Thursday, January 30, 2003

States Bark Up the Wrong Tree on Kyoto

The greenhouse gas emissions market is where agenda-driven environmentalists hook-up with vested interests in creating opportunities for trading rights.  Sarojini Krishnapillai of the Australian Conservation Foundation dangles a $750 carrot of billion emissions market he says will be lost to Australia unless we ratify the Convention (Letters 15 January).  Rothchild's Richard Martin (AFR Opinion 23 January) praises the Carr Government for creating such a market by forcing electricity suppliers to buy greenhouse credits or reduce emissions in other ways.

Other State Labor Governments have joined NSW in pursuing these goals.  The Governments have hired John Hewson, Chairman of Global Renewables, Gwen Andrews, the ex-head of the Australian Greenhouse Office, environmentalist Phillip Toyne and others to prepare a report designed to embarrass Canberra over its refusal to sign Kyoto.

In fact, making money on buying and selling carbon emissions is no more wealth creating than making money out of trading taxi cab licenses.  In both cases the scarcity and consequent need for a rationing mechanism is solely created by government.

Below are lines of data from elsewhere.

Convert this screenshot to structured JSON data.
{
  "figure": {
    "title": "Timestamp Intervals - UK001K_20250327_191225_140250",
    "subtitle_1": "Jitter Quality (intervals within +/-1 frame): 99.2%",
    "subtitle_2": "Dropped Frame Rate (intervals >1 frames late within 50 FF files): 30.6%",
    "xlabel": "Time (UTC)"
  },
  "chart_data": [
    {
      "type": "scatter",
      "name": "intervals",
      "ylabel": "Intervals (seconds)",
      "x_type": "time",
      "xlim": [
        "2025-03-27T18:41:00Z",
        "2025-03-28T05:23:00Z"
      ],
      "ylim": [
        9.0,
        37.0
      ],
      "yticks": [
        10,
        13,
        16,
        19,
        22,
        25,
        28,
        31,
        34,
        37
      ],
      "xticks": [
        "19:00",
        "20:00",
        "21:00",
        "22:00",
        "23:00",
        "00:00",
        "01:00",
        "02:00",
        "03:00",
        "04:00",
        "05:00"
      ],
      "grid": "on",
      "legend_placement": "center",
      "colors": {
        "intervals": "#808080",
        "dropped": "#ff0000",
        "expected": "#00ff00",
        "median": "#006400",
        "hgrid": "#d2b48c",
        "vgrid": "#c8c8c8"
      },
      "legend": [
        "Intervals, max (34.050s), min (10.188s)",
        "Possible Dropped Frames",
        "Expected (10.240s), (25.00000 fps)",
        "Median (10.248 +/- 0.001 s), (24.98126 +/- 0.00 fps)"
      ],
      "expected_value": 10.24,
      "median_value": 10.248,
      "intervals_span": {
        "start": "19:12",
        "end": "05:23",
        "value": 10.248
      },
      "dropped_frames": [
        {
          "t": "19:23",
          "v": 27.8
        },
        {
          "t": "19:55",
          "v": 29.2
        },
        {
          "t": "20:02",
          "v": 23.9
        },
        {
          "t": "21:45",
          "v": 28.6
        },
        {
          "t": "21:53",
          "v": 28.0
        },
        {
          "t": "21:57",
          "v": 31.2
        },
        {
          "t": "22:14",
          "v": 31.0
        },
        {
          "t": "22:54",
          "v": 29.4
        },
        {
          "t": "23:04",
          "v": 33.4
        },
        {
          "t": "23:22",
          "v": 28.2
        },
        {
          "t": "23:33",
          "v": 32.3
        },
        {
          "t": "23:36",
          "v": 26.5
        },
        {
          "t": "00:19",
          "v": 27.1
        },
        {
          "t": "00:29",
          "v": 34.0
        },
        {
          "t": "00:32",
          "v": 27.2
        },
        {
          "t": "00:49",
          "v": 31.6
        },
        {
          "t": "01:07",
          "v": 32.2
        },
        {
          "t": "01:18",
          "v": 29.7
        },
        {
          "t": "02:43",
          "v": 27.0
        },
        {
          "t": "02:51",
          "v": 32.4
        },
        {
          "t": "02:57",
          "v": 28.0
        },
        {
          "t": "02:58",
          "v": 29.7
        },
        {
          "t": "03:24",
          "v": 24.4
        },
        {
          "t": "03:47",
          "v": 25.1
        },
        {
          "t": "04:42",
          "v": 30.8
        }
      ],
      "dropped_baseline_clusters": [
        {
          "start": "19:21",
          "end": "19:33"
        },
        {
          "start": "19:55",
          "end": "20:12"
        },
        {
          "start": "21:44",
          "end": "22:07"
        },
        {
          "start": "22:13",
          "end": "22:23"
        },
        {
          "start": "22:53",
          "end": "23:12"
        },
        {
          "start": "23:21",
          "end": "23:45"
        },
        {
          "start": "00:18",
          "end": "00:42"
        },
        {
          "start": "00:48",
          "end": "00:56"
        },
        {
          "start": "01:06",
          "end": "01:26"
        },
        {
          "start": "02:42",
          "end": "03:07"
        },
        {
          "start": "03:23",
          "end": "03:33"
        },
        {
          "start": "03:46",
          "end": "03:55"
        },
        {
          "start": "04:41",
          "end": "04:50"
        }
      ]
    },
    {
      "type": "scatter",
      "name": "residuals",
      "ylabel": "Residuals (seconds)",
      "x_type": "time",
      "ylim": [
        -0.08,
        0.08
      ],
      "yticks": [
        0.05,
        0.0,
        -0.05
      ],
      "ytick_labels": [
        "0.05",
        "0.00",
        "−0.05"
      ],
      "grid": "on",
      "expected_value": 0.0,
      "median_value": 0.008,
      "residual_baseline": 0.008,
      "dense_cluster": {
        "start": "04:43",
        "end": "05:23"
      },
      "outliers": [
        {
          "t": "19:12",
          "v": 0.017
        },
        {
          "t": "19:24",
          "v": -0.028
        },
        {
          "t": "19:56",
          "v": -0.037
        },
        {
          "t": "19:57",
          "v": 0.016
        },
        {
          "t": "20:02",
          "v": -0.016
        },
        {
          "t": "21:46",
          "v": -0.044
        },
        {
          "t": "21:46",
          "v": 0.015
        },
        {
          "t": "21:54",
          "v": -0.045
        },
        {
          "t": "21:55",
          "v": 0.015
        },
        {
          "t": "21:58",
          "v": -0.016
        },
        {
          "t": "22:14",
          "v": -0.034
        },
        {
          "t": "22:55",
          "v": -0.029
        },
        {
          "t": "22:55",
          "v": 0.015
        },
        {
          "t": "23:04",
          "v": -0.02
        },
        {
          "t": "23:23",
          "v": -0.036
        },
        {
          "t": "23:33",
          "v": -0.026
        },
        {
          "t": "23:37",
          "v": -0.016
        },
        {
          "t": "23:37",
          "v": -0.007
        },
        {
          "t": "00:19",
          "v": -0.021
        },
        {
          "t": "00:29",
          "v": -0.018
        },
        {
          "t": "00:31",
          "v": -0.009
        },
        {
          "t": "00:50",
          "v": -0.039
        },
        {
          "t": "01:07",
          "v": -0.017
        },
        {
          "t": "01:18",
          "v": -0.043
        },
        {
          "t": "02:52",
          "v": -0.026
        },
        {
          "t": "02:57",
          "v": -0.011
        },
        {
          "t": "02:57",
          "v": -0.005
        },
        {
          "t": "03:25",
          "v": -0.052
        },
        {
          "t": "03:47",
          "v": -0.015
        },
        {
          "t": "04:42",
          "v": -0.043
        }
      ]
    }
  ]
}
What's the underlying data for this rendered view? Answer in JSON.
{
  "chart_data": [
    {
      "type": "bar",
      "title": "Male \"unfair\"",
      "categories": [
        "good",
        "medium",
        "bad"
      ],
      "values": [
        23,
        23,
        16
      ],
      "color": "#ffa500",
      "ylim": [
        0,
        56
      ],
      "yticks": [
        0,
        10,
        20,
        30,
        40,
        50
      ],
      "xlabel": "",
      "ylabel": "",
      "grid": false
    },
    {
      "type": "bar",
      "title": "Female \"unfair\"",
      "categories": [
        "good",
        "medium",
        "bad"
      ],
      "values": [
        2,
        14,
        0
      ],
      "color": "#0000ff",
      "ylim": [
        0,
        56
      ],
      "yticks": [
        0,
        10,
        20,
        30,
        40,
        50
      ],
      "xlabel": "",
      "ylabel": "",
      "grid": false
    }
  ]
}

Like money earned by trading taxi cab licenses, that earned from a market for carbon emissions will also have a negative impact on overall levels of income.  Some countries however might gain.  These would include the countries which can readily meet their target emission levels and are able to sell their surplus emissions to other less fortunate countries.  In addition, developing countries might gain a competitive edge because under the Kyoto Protocol they have no targets and their developed country rivals would have to carry an additional cost impost.

Australia is a loser on both counts.

With regard to emissions trading, Australian industry would end up paying others for permits.  This is in spite of us having serendipitously had our original Kyoto target reduced by 10 per cent as a result of us redefining our forests.  Compared to the target, set at 8% above 1990 levels, even with the amended base, we are likely to have emissions at 12 per cent above the 1990 level.  This is notwithstanding considerable costs incurred in the government's insistence on significant amounts of energy being sourced from exotic sources like windfarms that are 2-3 fold more expensive than the conventional energy that Australia has in abundance.  It is also in spite of the expenditure of the Australian Greenhouse Office and its State based counterparts in promoting emission reductions.

Compared with other developed countries, Australian industries are also more heavily involved in competition with those developing countries which face no Kyoto penalty.  If Australian ratification of Kyoto were to increase electricity prices by a third, as some estimates suggest, this would spell the gradual demise of Australia as the location of high energy cost industries.  Such industries, especially aluminium smelting, re-located to Australia having been priced out of Japan and other countries by increased energy prices following the OPEC crisis of 25 years ago.  As a nation, Australia would be the poorer for this loss of these industries, but global emission levels would be unaffected -- they may even rise -- since the production would migrate to those countries with no onerous Kyoto obligations.

Moreover, the measures agreed by the Kyoto signatories can never have more than a trivial affect in reducing emissions to the levels said to be required.  The pain from the present measures would need to be amplified many times over in order to make headway in reducing atmospheric levels of carbon dioxide.

This adds to the doubt regarding the scientific basis of a global warming trend (no discernable warming has been recorded in the post 1979 satellite readings), and underlines the weaknesses of the Kyoto protocol and the soundness of the Commonwealth's approach in refusing to ratify it.

However, the possibility remains that global warming will result from growing carbon dioxide and other human induced emissions.  And if measures are to be taken to combat this, Australia will need to shoulder its part of the burden alongside all other countries.  Considerable analysis of the issue and its solutions has already been undertaken in Australia by such bodies as our scientific academies, ABARE and the Lavoisier Society, and by consultants like ACiL Tasman.  But major breakthroughs in energy use technologies or policy approaches will be necessary to reduce emission levels if global warming turns out to be a reality.